Multi-Tacotron-Voice-Cloning - Phoneme-Based Voice Cloning with Deep Learning for Russian and English

Multi-Tacotron Voice Cloning

Multi-Tacotron Voice Cloning is an intriguing project that has brought forth a phonemic multilingual (Russian-English) implementation based on the original Real-Time-Voice-Cloning project. This project presents a sophisticated four-stage deep learning framework capable of creating numerical representations of voice from mere seconds of audio input and using these representations to shape a text-to-speech model. Essentially, if the English-only version is adequate for your needs, the original Real-Time-Voice-Cloning implementation is recommended instead.

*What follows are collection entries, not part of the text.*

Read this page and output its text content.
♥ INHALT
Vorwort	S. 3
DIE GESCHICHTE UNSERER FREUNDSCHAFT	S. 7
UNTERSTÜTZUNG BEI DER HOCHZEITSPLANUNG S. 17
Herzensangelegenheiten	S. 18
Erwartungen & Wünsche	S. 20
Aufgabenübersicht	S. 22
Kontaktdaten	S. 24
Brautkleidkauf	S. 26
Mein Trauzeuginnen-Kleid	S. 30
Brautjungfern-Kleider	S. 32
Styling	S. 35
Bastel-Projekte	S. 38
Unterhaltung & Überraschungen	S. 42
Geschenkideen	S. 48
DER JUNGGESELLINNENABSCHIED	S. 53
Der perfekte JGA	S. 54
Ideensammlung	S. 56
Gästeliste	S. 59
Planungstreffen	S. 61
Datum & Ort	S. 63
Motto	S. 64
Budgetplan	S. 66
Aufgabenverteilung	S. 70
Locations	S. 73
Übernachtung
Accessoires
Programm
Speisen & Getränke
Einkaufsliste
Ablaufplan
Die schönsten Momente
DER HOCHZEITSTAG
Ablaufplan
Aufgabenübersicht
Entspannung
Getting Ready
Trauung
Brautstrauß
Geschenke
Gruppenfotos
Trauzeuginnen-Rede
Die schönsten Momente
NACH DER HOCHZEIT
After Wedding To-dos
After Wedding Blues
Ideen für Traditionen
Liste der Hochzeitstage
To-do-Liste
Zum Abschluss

Project Origins and Foundations

The Multi-Tacotron Voice Cloning project draws its core from the Real-Time-Voice-Cloning effort, which aims at synthesizing authentic voice clones rapidly. Enhancing this foundation to capture both Russian and English phonetics, the project is well-suited for cross-linguistic voice cloning endeavors, leveraging the power of artificial intelligence in capturing and reproducing the nuances of human speech across different languages.

Quick Start

To quickly dive into the project, an online demonstration is readily available on Google Colab. Users can test the voice cloning capabilities directly through this colab online demo.

Requirements

The project necessitates:

Python 3.6 or newer
PyTorch 1.0.1 or later

Essential packages can be installed using the command: pip install -r requirements.txt. A GPU is indispensable for deploying the toolbox; however, a top-tier GPU is not a prerequisite unless one intends to retrain the models.

Pretrained Models

For practical involvement without delving deep into technicalities, pre-trained models are conveniently available for download here.

Datasets Used

A variety of linguistically diverse datasets prop up the project’s capabilities:

Phoneme Dictionaries: For both English and Russian.
LibriSpeech and VoxCeleb: For English, offering hundreds to thousands of vocal samples.
M-AILABS, open_tts/open_stt: Russian datasets are well-represented, offering hours of speech with varying quality.

These datasets enable a broad base learning, catering to the intricate phonetics of both languages.

Using the Toolbox

For hands-on experimentation, the toolbox can be employed easily:

Run: python demo_toolbox.py -d <datasets_root>
or simply: python demo_toolbox.py

Additional Resources and Contribution

Detailed information about using the pre-trained models and training for different languages is accessible on the project's Wiki. Contributions and inquiries are encouraged, with a contact email provided for communication.

Papers and Research Implemented

The essence of this project is grounded in scholarly research, implementing cutting-edge papers such as:

SV2TTS, focusing on transfer learning for text-to-speech synthesis.
WaveRNN, for efficient neural audio synthesis.
Tacotron 2, regarding natural TTS synthesis.
GE2E, an encoder model for speaker verification.

These elements together ensure that Multi-Tacotron Voice Cloning remains at the forefront of voice synthesis technology, melding linguistic diversity with advanced machine learning techniques.